Now, if I ask a question which I understand is vital to understand the issue of the beef ban, ‘Is beef ban at all important for a shining India?’ My response to the question is, ‘it is not important at all, rather it is fatal to India’s prosperity.’ I strongly believe the issue (which is completely based on phony religious beliefs) is being used as a tool to divert the attention of common people from other important issues critical for their as well as India’s development and prosperity, at the same time generating being a well-thought-out, strategic, divide and rule policy (to attract Hindus) based on religion, by the present government and its allies.

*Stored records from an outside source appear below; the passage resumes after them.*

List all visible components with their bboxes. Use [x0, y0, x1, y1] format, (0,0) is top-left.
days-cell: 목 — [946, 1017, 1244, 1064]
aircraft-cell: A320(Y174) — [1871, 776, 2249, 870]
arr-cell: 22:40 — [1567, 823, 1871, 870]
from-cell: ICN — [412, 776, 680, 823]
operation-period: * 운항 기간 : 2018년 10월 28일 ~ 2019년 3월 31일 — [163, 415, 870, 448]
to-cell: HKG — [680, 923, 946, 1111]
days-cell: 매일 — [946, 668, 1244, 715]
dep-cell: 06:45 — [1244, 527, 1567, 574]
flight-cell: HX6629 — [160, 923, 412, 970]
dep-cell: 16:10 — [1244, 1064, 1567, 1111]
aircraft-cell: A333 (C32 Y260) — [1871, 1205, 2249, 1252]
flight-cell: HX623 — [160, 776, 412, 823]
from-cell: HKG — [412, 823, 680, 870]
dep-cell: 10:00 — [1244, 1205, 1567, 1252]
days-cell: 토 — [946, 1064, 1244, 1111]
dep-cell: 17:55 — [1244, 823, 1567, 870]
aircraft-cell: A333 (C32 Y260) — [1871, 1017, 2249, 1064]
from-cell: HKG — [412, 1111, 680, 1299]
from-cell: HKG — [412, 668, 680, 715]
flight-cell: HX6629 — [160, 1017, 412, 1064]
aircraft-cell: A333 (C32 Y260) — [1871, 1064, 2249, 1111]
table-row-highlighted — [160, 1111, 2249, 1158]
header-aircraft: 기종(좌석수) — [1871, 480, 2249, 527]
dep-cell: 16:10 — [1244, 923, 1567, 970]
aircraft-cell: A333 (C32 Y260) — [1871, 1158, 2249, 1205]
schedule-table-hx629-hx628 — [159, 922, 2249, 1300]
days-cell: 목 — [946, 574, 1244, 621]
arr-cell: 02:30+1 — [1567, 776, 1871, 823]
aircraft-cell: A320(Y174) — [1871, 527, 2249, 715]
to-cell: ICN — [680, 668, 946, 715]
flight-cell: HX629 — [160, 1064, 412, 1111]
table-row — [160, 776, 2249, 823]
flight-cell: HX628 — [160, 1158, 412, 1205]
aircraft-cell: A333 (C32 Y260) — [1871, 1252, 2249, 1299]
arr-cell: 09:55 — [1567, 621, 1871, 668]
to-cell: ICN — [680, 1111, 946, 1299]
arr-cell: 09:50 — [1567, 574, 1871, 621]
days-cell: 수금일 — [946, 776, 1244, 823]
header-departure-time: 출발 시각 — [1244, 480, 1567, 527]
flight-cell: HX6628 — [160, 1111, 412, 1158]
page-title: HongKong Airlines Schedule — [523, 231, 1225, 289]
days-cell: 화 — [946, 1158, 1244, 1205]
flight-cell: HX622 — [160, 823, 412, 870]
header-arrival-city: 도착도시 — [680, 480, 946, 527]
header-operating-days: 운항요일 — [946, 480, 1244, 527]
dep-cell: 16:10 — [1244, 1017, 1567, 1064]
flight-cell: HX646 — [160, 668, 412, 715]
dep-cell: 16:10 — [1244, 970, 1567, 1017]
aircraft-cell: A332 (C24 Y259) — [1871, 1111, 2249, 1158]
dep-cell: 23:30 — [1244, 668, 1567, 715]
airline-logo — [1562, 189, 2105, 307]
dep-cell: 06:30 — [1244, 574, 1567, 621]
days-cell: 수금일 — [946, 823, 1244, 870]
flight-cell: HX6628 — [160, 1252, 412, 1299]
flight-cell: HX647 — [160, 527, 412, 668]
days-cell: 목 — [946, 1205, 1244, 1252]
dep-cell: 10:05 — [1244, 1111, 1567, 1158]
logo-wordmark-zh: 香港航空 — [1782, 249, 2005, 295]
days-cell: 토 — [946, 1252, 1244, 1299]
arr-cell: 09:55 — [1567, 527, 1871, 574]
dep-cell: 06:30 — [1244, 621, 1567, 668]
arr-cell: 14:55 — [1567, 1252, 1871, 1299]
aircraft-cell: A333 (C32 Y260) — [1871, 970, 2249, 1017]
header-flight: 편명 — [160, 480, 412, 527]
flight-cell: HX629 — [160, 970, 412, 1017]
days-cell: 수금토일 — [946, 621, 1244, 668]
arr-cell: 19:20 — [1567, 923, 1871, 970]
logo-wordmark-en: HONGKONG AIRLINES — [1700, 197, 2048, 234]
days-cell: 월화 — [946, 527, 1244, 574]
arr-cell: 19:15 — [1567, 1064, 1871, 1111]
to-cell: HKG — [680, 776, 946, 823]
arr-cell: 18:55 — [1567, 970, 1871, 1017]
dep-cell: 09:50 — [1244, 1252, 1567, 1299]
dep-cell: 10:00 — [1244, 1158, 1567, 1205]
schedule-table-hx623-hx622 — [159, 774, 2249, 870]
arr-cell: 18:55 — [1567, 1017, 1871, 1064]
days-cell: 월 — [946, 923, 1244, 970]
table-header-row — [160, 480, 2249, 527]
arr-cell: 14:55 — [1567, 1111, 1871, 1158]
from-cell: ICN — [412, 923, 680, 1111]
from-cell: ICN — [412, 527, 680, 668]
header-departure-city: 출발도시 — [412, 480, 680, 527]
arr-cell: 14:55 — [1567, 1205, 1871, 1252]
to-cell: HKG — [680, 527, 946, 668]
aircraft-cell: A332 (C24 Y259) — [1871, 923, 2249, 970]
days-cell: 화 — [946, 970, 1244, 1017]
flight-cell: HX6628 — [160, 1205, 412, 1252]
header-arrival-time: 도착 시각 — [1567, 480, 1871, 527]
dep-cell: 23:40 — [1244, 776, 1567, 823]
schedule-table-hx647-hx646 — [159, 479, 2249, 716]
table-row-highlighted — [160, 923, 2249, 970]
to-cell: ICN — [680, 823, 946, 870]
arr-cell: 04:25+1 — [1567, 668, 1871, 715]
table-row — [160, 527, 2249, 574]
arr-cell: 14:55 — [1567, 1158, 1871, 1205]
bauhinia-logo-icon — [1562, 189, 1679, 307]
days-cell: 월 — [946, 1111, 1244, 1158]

My comprehension is not based on intellectual façade, neither aims to generate publicity, perhaps it’s an attempt to ask every one of us few questions which is very crucial to understand what sort of developed India we all wish for. An India divided for the sake of religion or a united India where everyone lives in peace and harmony? This question may look familiar and simple, but the answer to it is far to be realized and of course not as simple as it appears in the question. India, with her vast and most diverse demography has always been an equipped opportunity for political parties to play their divide and rule card, and to some extent, they have succeeded in their attempts. But I still don’t see it as their success, but certainly consider it to be a failure for the people (who participated in any possible way) and for this nation.
I have been brought up in a Hindu farmers’ family, and thus was exposed to such discussions since I was a child. Over the years, I observed that importance of cows has deteriorated even among farmers with the change in the livelihood options. The other reasons include decreasing grazing land capacity in the villages (due to rapidly increasing population) and deteriorating importance of farming as a source of livelihood which is evident by the increasing number of farmer suicides. Now another question which occurs to me is, ‘how do we perceive the importance of cows when their natural habitat (village with agriculture as a main source of living) and caretakers itself are in danger?” And not much is being done to sustain the environment of cows, which is far more important than merely using them for religion-based politics. I make this statement based on my observation while traveling to most hinterlands spread across various states including Tamil Nadu, Haryana, Punjab, Gujarat, Chhattisgarh, Madhya Pradesh, Karnataka, Bihar, etc. in recent 4-5 years.
The entire idea of writing this piece is to bring the attention of online readers towards the consequence of such irrational political stunts (if I restrain calling it a policy/strategy) played often for the sake of a vote bank, which has very adversely rooted itself in the long-term impact on the nation, and is nowhere less fatal than an atom bomb. Let us not forget quite a similar strategy used by the British to divide us (leaving India in that state in 1947) however we as a nation are still paying its due even after 65 years. Then we had an advantage of blaming it on the British, but I am afraid to ask, who can be blamed for what is happening today?